While my sales as TTV Pete broke even, it didn’t pay me a wage, and after a year I decided to stop. But the experience was immensely valuable in a number of ways.
- I was able to get immediate and visceral feedback to my work.
- The realisation that market stalls are very cheap public exhibition spaces with high footfall.
- Time spent with my camera leads to interesting experiments.
A case in point for the last one, during a horrible snowy market I had a go at making low frame-rate movies using the contraption. I stitched three of these together and made a moving triptych.
Following on from other experiments in TTV movies this triptych took my dominant style of photography, the grid, to a new place. This lead to being asked to exhibit in the Dead Space show at Birmingham Library by Claire Farrell of EC Arts. I showed new moving triptychs in a custom-built sculpture of monitors, cardboard and duct tape.

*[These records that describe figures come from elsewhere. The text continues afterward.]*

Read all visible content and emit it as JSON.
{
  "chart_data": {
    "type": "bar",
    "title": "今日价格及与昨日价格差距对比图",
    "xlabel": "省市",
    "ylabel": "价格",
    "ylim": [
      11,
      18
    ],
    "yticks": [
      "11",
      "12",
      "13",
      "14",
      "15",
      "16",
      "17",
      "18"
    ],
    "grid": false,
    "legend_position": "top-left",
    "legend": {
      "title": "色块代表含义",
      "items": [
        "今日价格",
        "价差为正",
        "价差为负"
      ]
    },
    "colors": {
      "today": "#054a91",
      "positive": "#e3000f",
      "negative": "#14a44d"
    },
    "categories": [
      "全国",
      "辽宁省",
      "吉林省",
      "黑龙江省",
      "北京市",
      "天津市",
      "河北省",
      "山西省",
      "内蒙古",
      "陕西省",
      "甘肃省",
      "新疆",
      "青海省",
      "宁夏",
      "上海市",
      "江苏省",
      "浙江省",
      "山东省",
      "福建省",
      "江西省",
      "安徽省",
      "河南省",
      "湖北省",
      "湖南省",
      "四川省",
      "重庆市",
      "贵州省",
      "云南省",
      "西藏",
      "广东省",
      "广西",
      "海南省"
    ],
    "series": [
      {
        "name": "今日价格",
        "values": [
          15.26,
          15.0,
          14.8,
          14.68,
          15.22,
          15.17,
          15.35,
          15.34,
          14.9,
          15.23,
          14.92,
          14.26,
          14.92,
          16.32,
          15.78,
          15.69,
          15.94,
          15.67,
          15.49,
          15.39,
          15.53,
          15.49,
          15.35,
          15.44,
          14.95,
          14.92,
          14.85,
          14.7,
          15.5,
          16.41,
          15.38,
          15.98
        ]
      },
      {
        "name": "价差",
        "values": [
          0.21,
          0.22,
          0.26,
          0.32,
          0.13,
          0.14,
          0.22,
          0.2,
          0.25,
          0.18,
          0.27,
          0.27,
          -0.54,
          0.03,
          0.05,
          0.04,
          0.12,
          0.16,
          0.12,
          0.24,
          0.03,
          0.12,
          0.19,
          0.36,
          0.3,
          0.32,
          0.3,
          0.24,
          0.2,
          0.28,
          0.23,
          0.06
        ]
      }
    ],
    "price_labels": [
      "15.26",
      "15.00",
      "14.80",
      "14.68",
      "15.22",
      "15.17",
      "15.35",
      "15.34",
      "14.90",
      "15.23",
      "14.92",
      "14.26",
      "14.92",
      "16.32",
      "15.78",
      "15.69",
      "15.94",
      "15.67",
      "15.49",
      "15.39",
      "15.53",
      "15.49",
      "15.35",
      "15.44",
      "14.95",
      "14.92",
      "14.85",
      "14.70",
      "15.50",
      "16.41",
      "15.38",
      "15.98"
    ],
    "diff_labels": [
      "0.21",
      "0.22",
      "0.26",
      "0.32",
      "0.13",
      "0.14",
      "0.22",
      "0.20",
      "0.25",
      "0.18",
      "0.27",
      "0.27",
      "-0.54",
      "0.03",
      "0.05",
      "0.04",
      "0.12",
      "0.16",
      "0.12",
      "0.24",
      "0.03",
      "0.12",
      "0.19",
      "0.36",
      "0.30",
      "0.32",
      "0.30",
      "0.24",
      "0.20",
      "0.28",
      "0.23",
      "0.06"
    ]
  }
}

This experience stretched me artistically and it took a long time to not see it as a failure in many ways. I felt I had become distracted by the form, the structure, and not thought about the content. But ultimately it was a positive experience, pushing me out of my comfort zone and forcing me to think of my responsibility to the audience.
It also had the side-effect of ending my TTV practice. To make the movies I took tens of thousands of photos and soon after the shutter on my Nikon D70s gave out. The contraption didn’t work with my new D7000 and, feeling the tool had become an aesthetic crutch, I decided to stop. TTV Pete became Art Pete, the remaining prints were sold off and a new chapter stumbled around in the dark.